Schallenberg fordert:
Bosnien-Beitrittsgespräche bis Jahresende
Außenminister Alexander Schallenberg macht sich für rasche EU-Beitrittsgespräche mit Bosnien-Herzegowina stark. Diese sollten seiner Ansicht nach bis Jahresende starten.
Diese Forderung geht aus einem gemeinsamen Schreiben des österreichischen Ministers und seiner Amtskollegin aus Slowenien, Tanja Fajon, und des kroatischen Außenministers Gordan Radman Grlić hervor.
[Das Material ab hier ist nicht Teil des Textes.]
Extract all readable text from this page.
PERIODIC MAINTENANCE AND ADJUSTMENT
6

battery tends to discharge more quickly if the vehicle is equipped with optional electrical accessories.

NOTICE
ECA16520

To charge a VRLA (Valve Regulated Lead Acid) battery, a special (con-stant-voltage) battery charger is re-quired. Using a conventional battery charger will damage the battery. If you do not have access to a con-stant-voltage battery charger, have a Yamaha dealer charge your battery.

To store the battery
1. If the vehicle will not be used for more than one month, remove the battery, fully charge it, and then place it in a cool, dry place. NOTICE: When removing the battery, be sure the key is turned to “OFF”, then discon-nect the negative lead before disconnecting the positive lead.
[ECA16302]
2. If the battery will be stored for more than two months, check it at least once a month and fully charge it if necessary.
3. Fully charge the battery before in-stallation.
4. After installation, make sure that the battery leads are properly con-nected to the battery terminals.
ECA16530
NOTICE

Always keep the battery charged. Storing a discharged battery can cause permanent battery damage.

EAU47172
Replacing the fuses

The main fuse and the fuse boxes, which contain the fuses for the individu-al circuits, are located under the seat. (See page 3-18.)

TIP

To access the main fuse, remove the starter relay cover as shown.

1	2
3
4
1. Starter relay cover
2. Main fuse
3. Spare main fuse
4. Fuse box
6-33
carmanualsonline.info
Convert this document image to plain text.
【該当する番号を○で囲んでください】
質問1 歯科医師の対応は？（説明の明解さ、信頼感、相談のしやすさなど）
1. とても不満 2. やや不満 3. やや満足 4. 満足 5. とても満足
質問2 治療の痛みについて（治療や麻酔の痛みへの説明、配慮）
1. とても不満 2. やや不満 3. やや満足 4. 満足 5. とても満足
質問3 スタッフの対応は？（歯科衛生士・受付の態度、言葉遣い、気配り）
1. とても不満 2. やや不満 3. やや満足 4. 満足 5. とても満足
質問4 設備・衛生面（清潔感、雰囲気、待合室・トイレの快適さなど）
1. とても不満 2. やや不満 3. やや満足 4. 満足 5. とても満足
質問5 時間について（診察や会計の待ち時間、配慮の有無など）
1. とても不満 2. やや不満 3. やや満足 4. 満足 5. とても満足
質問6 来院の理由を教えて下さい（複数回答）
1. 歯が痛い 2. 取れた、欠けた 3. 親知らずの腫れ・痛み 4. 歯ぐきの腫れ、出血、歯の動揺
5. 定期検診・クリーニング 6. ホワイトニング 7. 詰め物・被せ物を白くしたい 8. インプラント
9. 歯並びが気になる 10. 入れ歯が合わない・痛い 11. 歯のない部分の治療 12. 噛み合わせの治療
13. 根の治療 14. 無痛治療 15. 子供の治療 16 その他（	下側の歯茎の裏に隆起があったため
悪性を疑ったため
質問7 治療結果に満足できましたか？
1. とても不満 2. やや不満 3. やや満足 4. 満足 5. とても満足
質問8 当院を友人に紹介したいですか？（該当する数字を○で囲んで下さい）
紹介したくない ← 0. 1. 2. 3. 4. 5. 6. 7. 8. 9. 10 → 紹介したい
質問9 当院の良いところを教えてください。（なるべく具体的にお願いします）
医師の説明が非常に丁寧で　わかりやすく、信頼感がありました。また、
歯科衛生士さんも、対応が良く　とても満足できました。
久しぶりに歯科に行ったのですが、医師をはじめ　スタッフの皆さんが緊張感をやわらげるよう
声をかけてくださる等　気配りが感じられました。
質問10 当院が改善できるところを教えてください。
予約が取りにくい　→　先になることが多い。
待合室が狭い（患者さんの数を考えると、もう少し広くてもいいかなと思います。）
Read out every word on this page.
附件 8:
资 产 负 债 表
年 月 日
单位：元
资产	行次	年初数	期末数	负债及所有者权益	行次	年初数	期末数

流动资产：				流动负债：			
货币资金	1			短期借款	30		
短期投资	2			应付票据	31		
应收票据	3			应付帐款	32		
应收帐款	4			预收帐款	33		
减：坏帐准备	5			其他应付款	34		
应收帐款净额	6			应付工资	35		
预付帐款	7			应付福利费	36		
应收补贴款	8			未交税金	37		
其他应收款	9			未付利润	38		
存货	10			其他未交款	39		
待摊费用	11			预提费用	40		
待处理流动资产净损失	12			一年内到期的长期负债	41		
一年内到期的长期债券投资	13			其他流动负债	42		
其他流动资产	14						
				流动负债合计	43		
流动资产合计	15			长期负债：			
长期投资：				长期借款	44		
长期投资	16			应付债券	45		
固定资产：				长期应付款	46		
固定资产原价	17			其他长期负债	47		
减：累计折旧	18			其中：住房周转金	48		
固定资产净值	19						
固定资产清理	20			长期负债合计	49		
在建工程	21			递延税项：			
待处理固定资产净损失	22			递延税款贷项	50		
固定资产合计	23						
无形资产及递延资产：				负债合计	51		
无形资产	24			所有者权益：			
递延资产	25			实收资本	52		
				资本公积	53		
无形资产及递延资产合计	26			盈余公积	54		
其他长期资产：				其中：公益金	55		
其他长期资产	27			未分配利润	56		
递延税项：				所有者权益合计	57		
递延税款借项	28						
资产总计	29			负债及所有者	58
In der Europäischen Union habe der „Appetit für Erweiterung“ in den vergangenen 20 Jahren abgenommen. Gleichzeitig hätten einige Westbalkanstaaten nur geringen politischen Willen gezeigt, dringende EU-Reformen auch umzusetzen.
Serbien wird in Schreiben nicht erwähnt
Die Verhandlungen mit Albanien und Nordmazedonien sollten zudem voranschreiten. Mit Blick auf Montenegro schreiben die drei Außenminister, das Land müsse seinen EU-Reformpfad weitergehen, wozu zuerst eine neue Regierung formiert werden müsse. Im Juni hatte das Land ein neues Parlament gewählt. Serbien, mit dem die EU auch bereits verhandelt, wird in dem Schreiben nicht erwähnt.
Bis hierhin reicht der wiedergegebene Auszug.